Harvard University’s Center for Hellenic Studies, located in Washington DC, was founded by means of an endowment made “exclusively for the establishment of an educational center in the field of Hellenic Studies designed to rediscover the humanism of the Hellenic Greeks.” This humanistic vision remains the driving force of the Center for Hellenic Studies.
A fitting metaphor for the mission of the Center (and the basis of our logo) is the lighthouse of Alexandria, the Pharos, as envisioned in the dream of Alexander the Great. The story of this vision, as retold in Plutarch’s Life of Alexander, was meant to become a permanent “charter myth” that captured the ideal of Alexandria-in-Egypt as the ultimate Greek city and – more basically – the ideal of Hellenic Civilization as a universalized concept of humanism, transcending distinctions between Europe and non-Europe.
The Center tries to honor these ideals by bringing together a variety of research and teaching interests centering on Hellenic civilization in the widest sense of the term “Hellenic.” This concept encompasses the evolution of the Greek language and its culture as a central point of contact for all the different civilizations of the ancient Mediterranean world. Interaction with foreign cultures, including the diffusion of Roman influence, is an integral part of this concept.
The Director of the Center is Gregory Nagy, who is concurrently the Francis Jones Professor of Classical Greek Literature at the Harvard campus in Cambridge.
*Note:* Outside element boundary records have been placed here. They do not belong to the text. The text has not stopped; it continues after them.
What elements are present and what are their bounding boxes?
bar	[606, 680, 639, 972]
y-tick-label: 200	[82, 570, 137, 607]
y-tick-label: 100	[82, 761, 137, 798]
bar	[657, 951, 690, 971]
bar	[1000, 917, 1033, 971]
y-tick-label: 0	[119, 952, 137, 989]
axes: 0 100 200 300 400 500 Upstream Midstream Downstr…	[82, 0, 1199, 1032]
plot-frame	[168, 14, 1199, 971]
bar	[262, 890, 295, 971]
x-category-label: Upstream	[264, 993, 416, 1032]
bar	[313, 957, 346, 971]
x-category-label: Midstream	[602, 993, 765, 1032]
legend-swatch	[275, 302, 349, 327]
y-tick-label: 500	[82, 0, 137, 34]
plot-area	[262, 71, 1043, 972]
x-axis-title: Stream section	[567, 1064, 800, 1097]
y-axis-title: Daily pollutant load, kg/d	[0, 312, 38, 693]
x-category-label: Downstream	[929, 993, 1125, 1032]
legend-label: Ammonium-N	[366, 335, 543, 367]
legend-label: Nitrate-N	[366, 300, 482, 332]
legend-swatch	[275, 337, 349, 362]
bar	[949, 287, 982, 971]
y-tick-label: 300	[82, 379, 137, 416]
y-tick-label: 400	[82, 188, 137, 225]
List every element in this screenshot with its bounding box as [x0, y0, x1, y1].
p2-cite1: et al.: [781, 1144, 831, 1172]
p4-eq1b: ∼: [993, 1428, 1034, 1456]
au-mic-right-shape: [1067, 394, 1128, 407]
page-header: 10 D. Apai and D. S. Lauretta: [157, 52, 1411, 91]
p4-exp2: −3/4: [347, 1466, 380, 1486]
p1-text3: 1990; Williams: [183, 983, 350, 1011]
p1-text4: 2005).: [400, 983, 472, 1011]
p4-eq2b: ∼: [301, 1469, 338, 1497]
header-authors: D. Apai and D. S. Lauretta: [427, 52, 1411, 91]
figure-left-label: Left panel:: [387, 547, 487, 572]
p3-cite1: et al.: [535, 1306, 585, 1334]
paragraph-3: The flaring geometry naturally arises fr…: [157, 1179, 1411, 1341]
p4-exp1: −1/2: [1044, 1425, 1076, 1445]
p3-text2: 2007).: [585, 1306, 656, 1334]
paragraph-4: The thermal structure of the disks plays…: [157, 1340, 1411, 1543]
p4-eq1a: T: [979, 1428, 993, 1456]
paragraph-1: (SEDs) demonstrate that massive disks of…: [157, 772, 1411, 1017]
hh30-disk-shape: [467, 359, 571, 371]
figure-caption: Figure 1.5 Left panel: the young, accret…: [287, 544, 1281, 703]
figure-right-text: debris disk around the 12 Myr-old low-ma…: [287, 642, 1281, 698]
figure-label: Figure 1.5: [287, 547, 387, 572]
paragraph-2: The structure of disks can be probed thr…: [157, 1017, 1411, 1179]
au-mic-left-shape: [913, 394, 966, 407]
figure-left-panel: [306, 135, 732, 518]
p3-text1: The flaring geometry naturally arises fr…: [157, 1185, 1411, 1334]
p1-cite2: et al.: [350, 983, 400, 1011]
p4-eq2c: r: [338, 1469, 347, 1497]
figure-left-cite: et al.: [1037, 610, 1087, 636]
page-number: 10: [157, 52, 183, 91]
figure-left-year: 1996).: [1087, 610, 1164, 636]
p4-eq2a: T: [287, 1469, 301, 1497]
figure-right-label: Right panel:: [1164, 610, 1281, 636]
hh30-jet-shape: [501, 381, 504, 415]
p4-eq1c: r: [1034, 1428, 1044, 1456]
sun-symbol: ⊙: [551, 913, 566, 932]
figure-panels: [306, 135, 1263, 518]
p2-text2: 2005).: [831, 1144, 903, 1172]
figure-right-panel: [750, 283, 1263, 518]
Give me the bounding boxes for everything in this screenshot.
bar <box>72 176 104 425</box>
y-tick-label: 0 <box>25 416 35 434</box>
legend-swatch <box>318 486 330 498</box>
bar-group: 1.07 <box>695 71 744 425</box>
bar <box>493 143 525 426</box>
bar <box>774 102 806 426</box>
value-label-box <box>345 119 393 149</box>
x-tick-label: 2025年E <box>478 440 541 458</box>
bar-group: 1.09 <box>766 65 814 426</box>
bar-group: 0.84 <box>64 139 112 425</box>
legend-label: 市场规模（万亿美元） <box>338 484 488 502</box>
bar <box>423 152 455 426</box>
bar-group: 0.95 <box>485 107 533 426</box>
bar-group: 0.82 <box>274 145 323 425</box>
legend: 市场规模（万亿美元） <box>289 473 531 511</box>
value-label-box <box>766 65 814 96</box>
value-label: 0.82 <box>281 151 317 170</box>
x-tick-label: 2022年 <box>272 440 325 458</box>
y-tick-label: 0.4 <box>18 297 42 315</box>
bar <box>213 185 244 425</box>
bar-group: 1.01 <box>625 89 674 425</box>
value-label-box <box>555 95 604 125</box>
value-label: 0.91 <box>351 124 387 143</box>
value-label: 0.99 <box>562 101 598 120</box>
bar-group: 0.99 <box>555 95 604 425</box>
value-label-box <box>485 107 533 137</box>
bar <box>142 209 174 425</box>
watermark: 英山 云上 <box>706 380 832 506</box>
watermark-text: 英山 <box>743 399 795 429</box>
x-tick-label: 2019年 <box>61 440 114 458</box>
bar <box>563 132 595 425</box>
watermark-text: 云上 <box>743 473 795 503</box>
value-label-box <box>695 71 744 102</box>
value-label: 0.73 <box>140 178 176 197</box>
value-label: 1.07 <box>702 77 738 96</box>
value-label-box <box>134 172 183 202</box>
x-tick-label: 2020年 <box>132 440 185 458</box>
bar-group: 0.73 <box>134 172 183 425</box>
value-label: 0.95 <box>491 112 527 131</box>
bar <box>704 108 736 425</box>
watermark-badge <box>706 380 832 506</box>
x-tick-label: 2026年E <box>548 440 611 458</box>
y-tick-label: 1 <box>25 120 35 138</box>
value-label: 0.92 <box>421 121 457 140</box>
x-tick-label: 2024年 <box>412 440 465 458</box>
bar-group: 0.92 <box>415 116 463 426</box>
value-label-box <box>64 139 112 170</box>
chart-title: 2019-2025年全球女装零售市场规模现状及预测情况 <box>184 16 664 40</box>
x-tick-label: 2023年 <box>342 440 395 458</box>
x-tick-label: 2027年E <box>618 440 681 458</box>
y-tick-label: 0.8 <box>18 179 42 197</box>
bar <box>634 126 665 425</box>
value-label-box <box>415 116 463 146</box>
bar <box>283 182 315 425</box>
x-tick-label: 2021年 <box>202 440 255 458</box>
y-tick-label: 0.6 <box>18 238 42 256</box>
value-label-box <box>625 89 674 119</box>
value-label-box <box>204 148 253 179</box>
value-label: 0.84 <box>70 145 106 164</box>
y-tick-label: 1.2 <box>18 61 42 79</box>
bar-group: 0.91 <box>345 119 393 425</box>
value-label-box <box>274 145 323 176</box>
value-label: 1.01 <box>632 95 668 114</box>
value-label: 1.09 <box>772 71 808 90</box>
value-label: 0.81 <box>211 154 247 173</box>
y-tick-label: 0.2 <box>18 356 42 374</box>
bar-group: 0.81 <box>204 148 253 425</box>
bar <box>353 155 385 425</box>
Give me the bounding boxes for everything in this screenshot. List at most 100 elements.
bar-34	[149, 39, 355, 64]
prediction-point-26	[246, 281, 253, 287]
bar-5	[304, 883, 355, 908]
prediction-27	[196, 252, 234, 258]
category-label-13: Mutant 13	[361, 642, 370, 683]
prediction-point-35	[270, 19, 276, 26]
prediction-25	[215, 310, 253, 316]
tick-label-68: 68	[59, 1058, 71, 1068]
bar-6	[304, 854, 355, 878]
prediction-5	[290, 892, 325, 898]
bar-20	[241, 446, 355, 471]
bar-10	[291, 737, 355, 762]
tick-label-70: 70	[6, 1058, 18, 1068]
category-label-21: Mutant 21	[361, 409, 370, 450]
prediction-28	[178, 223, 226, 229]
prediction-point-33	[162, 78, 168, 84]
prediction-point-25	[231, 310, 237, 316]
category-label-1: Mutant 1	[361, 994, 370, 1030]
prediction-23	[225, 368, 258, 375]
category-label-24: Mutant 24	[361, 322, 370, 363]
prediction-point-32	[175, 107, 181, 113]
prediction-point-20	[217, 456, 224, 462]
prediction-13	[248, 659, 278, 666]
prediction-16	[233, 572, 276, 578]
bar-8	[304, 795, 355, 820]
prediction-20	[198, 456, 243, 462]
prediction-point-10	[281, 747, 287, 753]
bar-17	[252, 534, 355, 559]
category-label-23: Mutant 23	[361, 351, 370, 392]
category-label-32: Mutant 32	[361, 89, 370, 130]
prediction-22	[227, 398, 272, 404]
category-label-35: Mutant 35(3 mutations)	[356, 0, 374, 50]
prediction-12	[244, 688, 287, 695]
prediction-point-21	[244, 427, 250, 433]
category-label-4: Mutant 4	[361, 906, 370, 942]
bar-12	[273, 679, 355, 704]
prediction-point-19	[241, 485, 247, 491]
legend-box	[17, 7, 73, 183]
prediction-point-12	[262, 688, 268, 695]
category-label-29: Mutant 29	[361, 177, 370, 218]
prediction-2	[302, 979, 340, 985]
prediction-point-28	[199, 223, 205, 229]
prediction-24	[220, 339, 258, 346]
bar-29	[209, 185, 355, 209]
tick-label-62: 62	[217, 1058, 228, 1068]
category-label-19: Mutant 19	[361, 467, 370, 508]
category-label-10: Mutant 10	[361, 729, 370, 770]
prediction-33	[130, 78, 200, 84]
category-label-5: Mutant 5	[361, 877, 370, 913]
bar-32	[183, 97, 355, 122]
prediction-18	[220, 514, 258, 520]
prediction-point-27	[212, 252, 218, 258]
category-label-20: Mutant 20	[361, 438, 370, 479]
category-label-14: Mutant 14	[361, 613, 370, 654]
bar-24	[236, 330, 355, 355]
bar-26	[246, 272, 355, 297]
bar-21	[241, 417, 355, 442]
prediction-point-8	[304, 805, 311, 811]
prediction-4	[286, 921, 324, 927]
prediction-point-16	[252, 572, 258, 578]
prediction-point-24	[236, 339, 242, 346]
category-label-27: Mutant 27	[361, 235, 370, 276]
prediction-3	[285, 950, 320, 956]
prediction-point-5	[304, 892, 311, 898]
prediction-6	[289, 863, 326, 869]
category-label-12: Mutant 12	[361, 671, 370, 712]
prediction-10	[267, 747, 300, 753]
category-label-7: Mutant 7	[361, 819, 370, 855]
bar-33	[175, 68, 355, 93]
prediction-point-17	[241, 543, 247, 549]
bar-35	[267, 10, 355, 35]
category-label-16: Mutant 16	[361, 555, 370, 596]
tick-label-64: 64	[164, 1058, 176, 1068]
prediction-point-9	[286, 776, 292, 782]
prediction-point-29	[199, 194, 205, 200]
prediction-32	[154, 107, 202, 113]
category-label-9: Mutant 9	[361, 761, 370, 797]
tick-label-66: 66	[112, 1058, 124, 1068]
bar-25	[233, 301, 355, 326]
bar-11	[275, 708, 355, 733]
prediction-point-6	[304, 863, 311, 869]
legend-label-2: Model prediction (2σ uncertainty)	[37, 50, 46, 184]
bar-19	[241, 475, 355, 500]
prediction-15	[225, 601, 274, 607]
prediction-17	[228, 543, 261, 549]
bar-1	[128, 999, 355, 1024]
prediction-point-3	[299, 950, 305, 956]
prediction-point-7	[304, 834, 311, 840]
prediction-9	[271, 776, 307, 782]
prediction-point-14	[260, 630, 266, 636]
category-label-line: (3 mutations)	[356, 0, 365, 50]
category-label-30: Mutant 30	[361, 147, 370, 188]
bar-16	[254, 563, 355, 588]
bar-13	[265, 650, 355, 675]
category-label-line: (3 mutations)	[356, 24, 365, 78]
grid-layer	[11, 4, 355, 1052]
He is resident at the Center in Washington, where Current Fellows, elected annually, pursue research in one of the world’s premier research libraries. Conferences and programs are a regular part of the educational mission of the Center. New initiatives, such as the Virtual Center, will expand this mission far beyond the Center’s campus in Washington.
These initiatives include Web-based publications in conjunction with the Stoa Consortium; various on-line teaching, research, and discussion projects; an interactive multitext of Homer (modeled on the editorial research of the ancient Alexandrian scholars); and full-text online books.